No less a luminary than former University of North Carolina president Dr. William Friday says, “Charlie Adams richly deserves this recognition. His leadership has preserved the integrity of high school athletics. We are all in his debt.”
Howard Lee, chairman of the North Carolina State Board of Education, notes, “Charlie Adams has more than earned the honor of being inducted into the North Carolina Sports Hall of Fame. Charlie, more than any other single person, has demanded that our high school athletic programs meet a high standard and has been uncompromising from both an academic as well as an athletic point of view. As chairman of the NC Board of Education, I rest easy knowing that Charlie is in charge.”

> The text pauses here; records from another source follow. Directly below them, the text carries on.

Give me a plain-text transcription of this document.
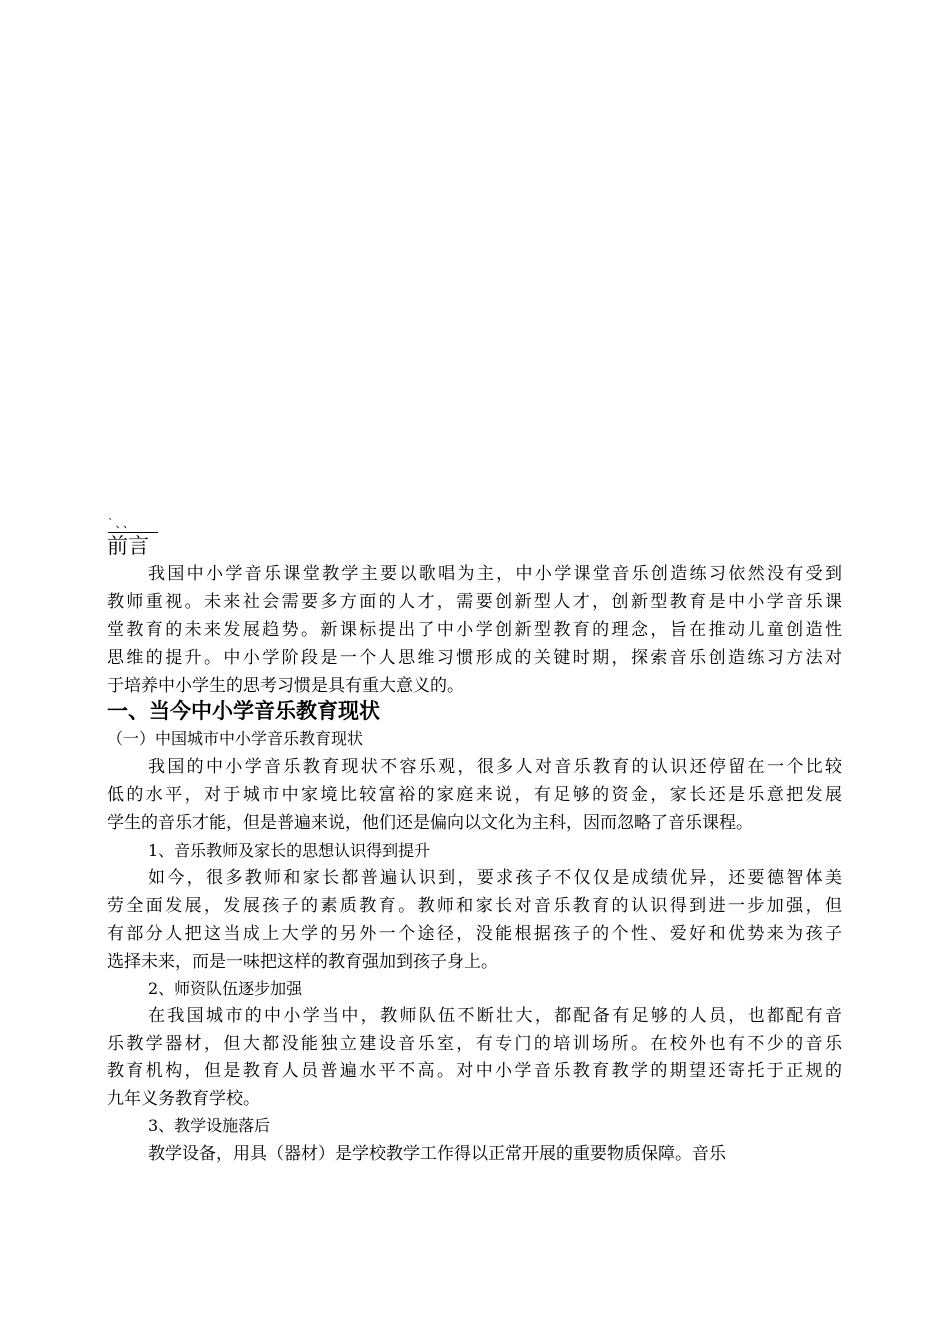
`、、
前言
我国中小学音乐课堂教学主要以歌唱为主，中小学课堂音乐创造练习依然没有受到
教师重视。未来社会需要多方面的人才，需要创新型人才，创新型教育是中小学音乐课
堂教育的未来发展趋势。新课标提出了中小学创新型教育的理念，旨在推动儿童创造性
思维的提升。中小学阶段是一个人思维习惯形成的关键时期，探索音乐创造练习方法对
于培养中小学生的思考习惯是具有重大意义的。
一、当今中小学音乐教育现状
（一）中国城市中小学音乐教育现状
我国的中小学音乐教育现状不容乐观，很多人对音乐教育的认识还停留在一个比较
低的水平，对于城市中家境比较富裕的家庭来说，有足够的资金，家长还是乐意把发展
学生的音乐才能，但是普遍来说，他们还是偏向以文化为主科，因而忽略了音乐课程。
1、音乐教师及家长的思想认识得到提升
如今，很多教师和家长都普遍认识到，要求孩子不仅仅是成绩优异，还要德智体美
劳全面发展，发展孩子的素质教育。教师和家长对音乐教育的认识得到进一步加强，但
有部分人把这当成上大学的另外一个途径，没能根据孩子的个性、爱好和优势来为孩子
选择未来，而是一味把这样的教育强加到孩子身上。
2、师资队伍逐步加强
在我国城市的中小学当中，教师队伍不断壮大，都配备有足够的人员，也都配有音
乐教学器材，但大都没能独立建设音乐室，有专门的培训场所。在校外也有不少的音乐
教育机构，但是教育人员普遍水平不高。对中小学音乐教育教学的期望还寄托于正规的
九年义务教育学校。
3、教学设施落后
教学设备，用具（器材）是学校教学工作得以正常开展的重要物质保障。音乐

Atlantic Coast Conference commissioner John Swofford says, “Charlie is richly deserving of this honor and I was thrilled to see his selection. Much of his life has been dedicated to the best sports has to offer in our state, and his leadership has had a tremendously positive impact on high school athletics and the numerous young students who compete.”
Bob Kanaby, executive director of the National Federation of State High School Associations based in Indianapolis, speaks of Charlie’s national contributions. “ I view Charlie Adams as a missionary of hope,” says Kanaby, “an inspirational leader who spreads the message of hope, positive human growth and leadership on behalf of the young men and women in North Carolina and the nation. He is respected and admired by his peers across the nation and I am proud to call him my friend.”
The N.C. Sports Hall of Fame, with 233 members, was established in 1963 and is housed in the N.C. Museum of History in Raleigh. The 4,000 square foot exhibit includes sports memorabilia ranging from a Richard Petty race car to the Homestead Grays’ uniform worn by the late Walter “Buck” Leonard, who played baseball in the Negro National League, to the NBA Championship Ring of Boston Celtics star Cedric “Cornbread” Maxwell.
The Museum is open Tuesday through Saturday from 9:00 a.m. until 5:00 p.m. and on Sunday from noon until 5:00 p.m. Admission is free.